Stop Tweaking Prompts: Build a Feedback Loop Instead

Dev.to / 3/31/2026

💬 OpinionIdeas & Deep AnalysisTools & Practical Usage

Key Points

  • The article argues that iterative prompt “tweaking” is essentially random walk optimization that often leads to contradictions and only marginal improvements.
  • It explains why prompt tweaking fails—lack of a baseline, undefined success criteria, and the stochastic nature of model outputs.
  • It proposes a quick five-minute “feedback loop” workflow: define acceptance criteria for what counts as “good,” then test the prompt on three representative inputs.
  • It shows how to score outputs against the criteria to pinpoint exactly what broke (e.g., JSON validity, bullet-count constraints, or edge cases like positive feedback).
  • It advises fixing the prompt by addressing the specific failure modes identified by the scored tests rather than making ad hoc changes.

Here's a pattern I see constantly: a developer writes a prompt, gets mediocre output, tweaks a word, runs it again, tweaks another word, runs it again. Thirty minutes later, the prompt is a mess of contradictions and the output is marginally better.

This is prompt tweaking. It feels productive. It isn't.

The alternative is a feedback loop — and it takes five minutes to set up.

What's Wrong With Tweaking

Tweaking is random walk optimization. You change one thing, observe the result, and decide if it's "better" based on gut feel. Problems:

  1. No baseline. You can't tell if version 12 is better than version 3 because you didn't save version 3's output.
  2. No criteria. "Better" is undefined. Is shorter better? More detailed? More accurate? You're optimizing for a moving target.
  3. No reproduction. Models are stochastic. The same prompt can give different results on different runs. One good output doesn't mean the prompt is good.

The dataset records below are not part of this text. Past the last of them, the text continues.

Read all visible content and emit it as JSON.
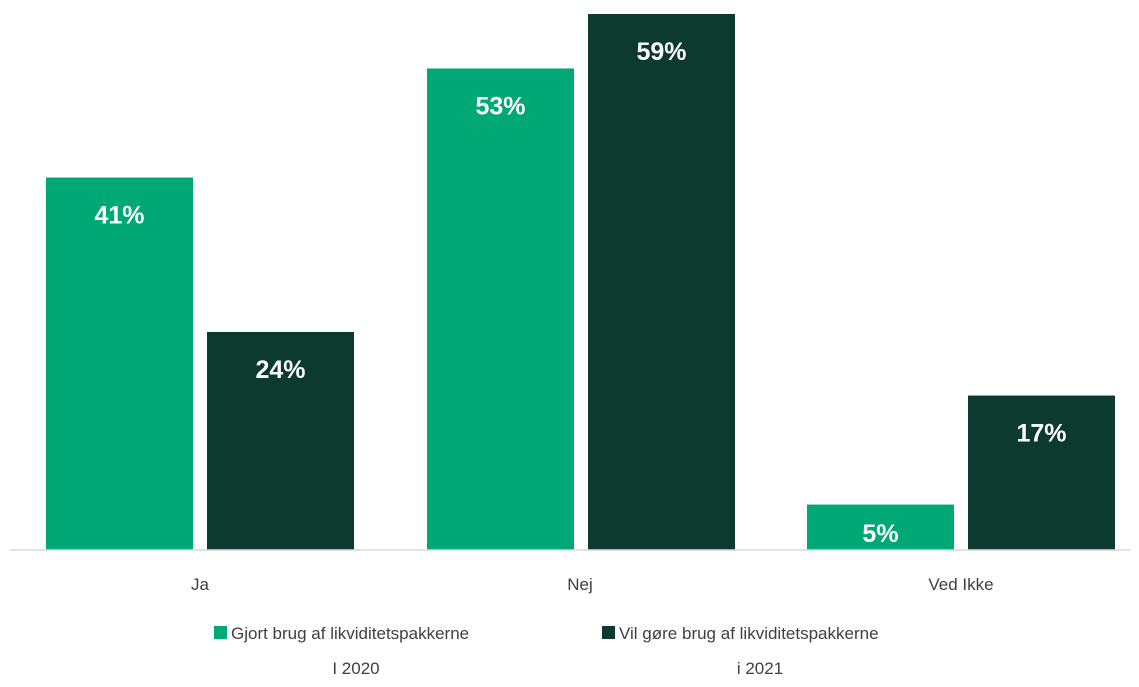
{
  "chart_data": {
    "type": "bar",
    "categories": [
      "Ja",
      "Nej",
      "Ved Ikke"
    ],
    "series": [
      {
        "name": "Gjort brug af likviditetspakkerne",
        "name_line2": "I 2020",
        "values": [
          41,
          53,
          5
        ],
        "labels": [
          "41%",
          "53%",
          "5%"
        ],
        "color": "#00a876"
      },
      {
        "name": "Vil gøre brug af likviditetspakkerne",
        "name_line2": "i 2021",
        "values": [
          24,
          59,
          17
        ],
        "labels": [
          "24%",
          "59%",
          "17%"
        ],
        "color": "#0d3a2f"
      }
    ],
    "ylim": [
      0,
      59
    ],
    "unit": "%",
    "grid": false,
    "legend_position": "bottom",
    "axis_color": "#d9d9d9"
  }
}
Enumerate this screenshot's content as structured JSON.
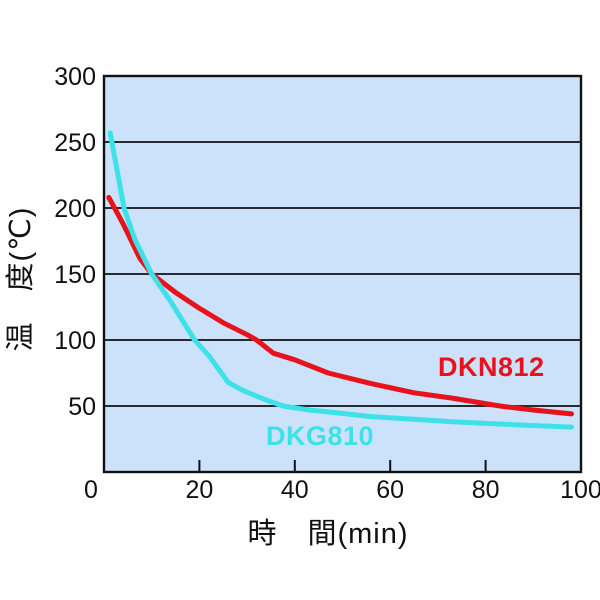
{
  "chart_data": {
    "type": "line",
    "title": "",
    "xlabel": "時　間(min)",
    "ylabel": "温　度(℃)",
    "xlim": [
      0,
      100
    ],
    "ylim": [
      0,
      300
    ],
    "x_ticks": [
      0,
      20,
      40,
      60,
      80,
      100
    ],
    "y_ticks": [
      50,
      100,
      150,
      200,
      250,
      300
    ],
    "grid": "horizontal-gridlines",
    "legend_position": "labels-next-to-curves",
    "plot_bg_color": "#cce2fa",
    "axis_color": "#111111",
    "series": [
      {
        "name": "DKN812",
        "color": "#e8121c",
        "points": [
          [
            1,
            208
          ],
          [
            4,
            188
          ],
          [
            7.5,
            162
          ],
          [
            10,
            150
          ],
          [
            15,
            136
          ],
          [
            20,
            124
          ],
          [
            25,
            113
          ],
          [
            30,
            104
          ],
          [
            32,
            100
          ],
          [
            35.5,
            90
          ],
          [
            40,
            85
          ],
          [
            47,
            75
          ],
          [
            56,
            67
          ],
          [
            65,
            60
          ],
          [
            73,
            56
          ],
          [
            83,
            50
          ],
          [
            90,
            47
          ],
          [
            98,
            44
          ]
        ]
      },
      {
        "name": "DKG810",
        "color": "#3ce2e8",
        "points": [
          [
            1.3,
            257
          ],
          [
            4.2,
            200
          ],
          [
            6.5,
            176
          ],
          [
            10,
            150
          ],
          [
            14,
            129
          ],
          [
            19,
            100
          ],
          [
            22,
            88
          ],
          [
            24,
            78
          ],
          [
            26,
            68
          ],
          [
            29,
            62
          ],
          [
            33,
            56
          ],
          [
            37.5,
            50
          ],
          [
            43,
            47
          ],
          [
            47,
            45.5
          ],
          [
            56,
            42
          ],
          [
            65,
            40
          ],
          [
            73,
            38
          ],
          [
            85,
            36
          ],
          [
            98,
            34
          ]
        ]
      }
    ]
  }
}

The Feedback Loop (5-Minute Setup)

Step 1: Define "Good"

Before you touch the prompt, write down what a good output looks like. Be specific:

## Acceptance Criteria
- Output is valid JSON
- Contains exactly 3 bullet points
- Each bullet is under 20 words
- No marketing language ("revolutionary", "game-changing")
- Captures the main complaint, not a summary of everything

This takes 60 seconds and saves you from chasing your tail.

Step 2: Create 3 Test Inputs

Pick three real inputs that represent your actual use case. Not toy examples — real data:

inputs/
  input-1.txt   # Short feedback, one complaint
  input-2.txt   # Long feedback, multiple issues
  input-3.txt   # Edge case: positive feedback (no complaints)

Step 3: Run All Three, Score Against Criteria

Run your prompt against all three inputs. For each output, check it against your acceptance criteria:

input-1: ✅ JSON ✅ 3 bullets ✅ under 20 words ✅ no marketing ✅ main complaint
input-2: ✅ JSON ❌ 4 bullets ✅ under 20 words ✅ no marketing ✅ main complaint
input-3: ✅ JSON ✅ 3 bullets ✅ under 20 words ❌ "amazing" ❌ no complaint to find

Now you know exactly what's broken: bullet count enforcement and the positive-feedback edge case.

Step 4: Fix What Failed

Change the prompt to address the specific failures. Not "make it better" — fix the bullet count issue:

Return EXACTLY 3 bullet points. Not 2, not 4.
If the feedback is positive with no complaints, return:
[{"point": "No actionable complaints identified"}]

Step 5: Re-Run, Re-Score

Run all three inputs again. Check the criteria. If everything passes, you're done. If something new breaks, fix that.

Why This Works

The feedback loop replaces intuition with information. Instead of "hmm, that looks better," you get "2 out of 3 inputs pass all criteria."

You also build an eval set as a side effect. Next time the model updates or you change the prompt, run the same three inputs and see if anything regressed. You just got regression testing for free.

The Time Math

Approach Time Spent Confidence
Tweaking for 30 min 30 min Low ("it seems better?")
Feedback loop 10 min setup + 5 min per iteration High (pass/fail per criteria)

The feedback loop is faster and gives you reusable test infrastructure.

Practical Tips

  • Start with 3 inputs, not 30. You can always add more later. Three is enough to catch most issues.
  • Write criteria before the prompt. It forces you to think about what you actually want.
  • Save every prompt version. Just prompt-v1.md\, prompt-v2.md\. You'll want to diff them later.
  • Automate the loop when it matters. If this prompt runs in production, turn your test inputs into a script that runs on CI.

The One-Liner

If you're spending more than 5 minutes tweaking a prompt by hand, you don't have a prompt problem — you have a process problem. Build the loop.

What's your prompt testing setup? I'm curious whether people run evals or mostly go by feel.